Мыкалась растерянно маленькая девочка:
– Мама, мама! Где моя мамочка? – и тёрла кулачками опухшие от слёз глазёнки.
А солдаты уже собирали то, что осталось от погибших людей. Как мусор – в кучи. Один из них подобрал женскую руку с драгоценными кольцами на тонких пальцах.
– Что ты будешь делать с этой рукой? – спросил его товарищ.
– Дурак я, что ли, чтобы оставить кольца большевикам! – усмехнулся солдат и, достав нож, отрубил пальцы, снял с них свою добычу, а руку швырнул в одну их мясных куч.
Надя зажмурилась, почувствовал острый приступ тошноты.
– Андрей Алексаныч, неужели это люди? Что стало с людьми, если они так могут..?
– Это не люди, – сквозь зубы отозвался Дрожжин.
Они, наконец, дошли до своего поезда, где их уже ждали переполошённые спутники.
– Скорее, скорее! – заторопил Антон. – Квасневецкий сказал, что поезд отходит через десять минут! Говорят, это диверсия большевиков!
– Или наше разгильдяйство, – хмыкнул поручик, укладывая Надю и предоставляя её заботам женщин.
Ольга Валерьяновна тотчас принесла воду и, смочив в ней тряпицу, протёрла Надин разбитый лоб:
– Ничего, ничего, хорошая моя. Всего-навсего ссадина. Заживёт.
– Рассказывают ужасные вещи, – нервно говорил Антон. – Будто бы многие пути разбиты, и масса человеческих жертв! Сотни, сотни! Трудно счесть, потому что части тел на далёкое расстояние разбросаны… Какой-то ад! А ведь мог бы и наш эшелон стоять ближе…
– Умоляю тебя, перестань! – взмолилась Маня. – Я не могу больше слышать этого! И видеть! Я сойду с ума от этой проклятой дороги! Почему, почему мы не уехали раньше?!
– Помилуй, Манюша, ведь ты сама не хотела уезжать!
– Так нужно было заставить меня! Хоть силой! Ты же глава семьи! – Маня стиснула ладонями щёки. – Почему это всё с нами происходит? За что это нам?
– Умолкни, глаза твои бессовестные! – послышался сердитый голос Акинфия Степановича. – Благодари Бога, что сидишь в тёплом вагоне, а не мечешься в санях по ледяной тайге!

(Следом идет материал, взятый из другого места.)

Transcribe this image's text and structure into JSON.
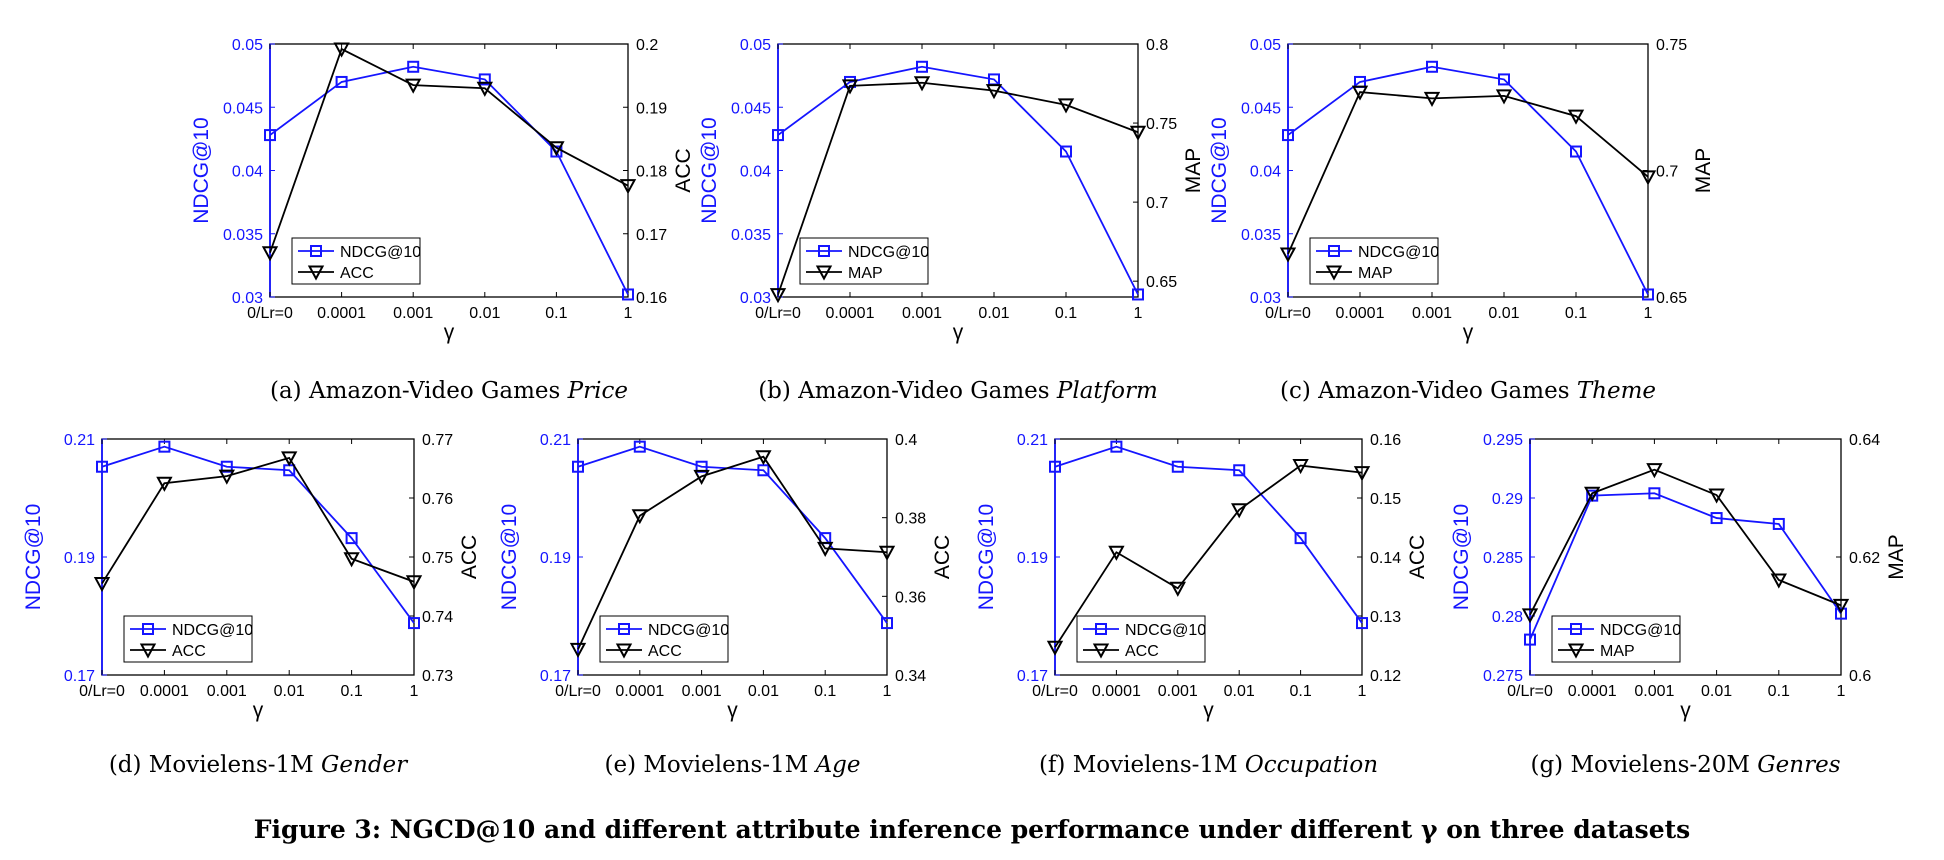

Поезд тронулся. Надя почувствовала себя лучше и, сев, взяла у Веры хнычущего Петрушу. Машинально взглянула в окно. Там продолжалась ликвидация последствий взрыва. Подомчалась откуда-то группа всадников, и фигура одно из них чем-то напомнила Надиньке Алёшу.
– Смотри, Вер, так на моего Алёшеньку похож…
Вера понимающе улыбнулась:
– Мне тоже вечно Андрей мерещится, когда его рядом нет. Вечно ищу его глазами. Судьба наша! – вздохнула. – Ничего! У тебя Петрушка есть, – ласково погладила малыша. – Я, как мы с Андреем поженились, очень маленького хотела. Но пока Бог не дал. С одной стороны, думаю, к лучшему. Среди этого-то ада страшно! А с другой… А с другой хоть не было бы мне так одиноко, когда Андрея нет. Счастливая ты…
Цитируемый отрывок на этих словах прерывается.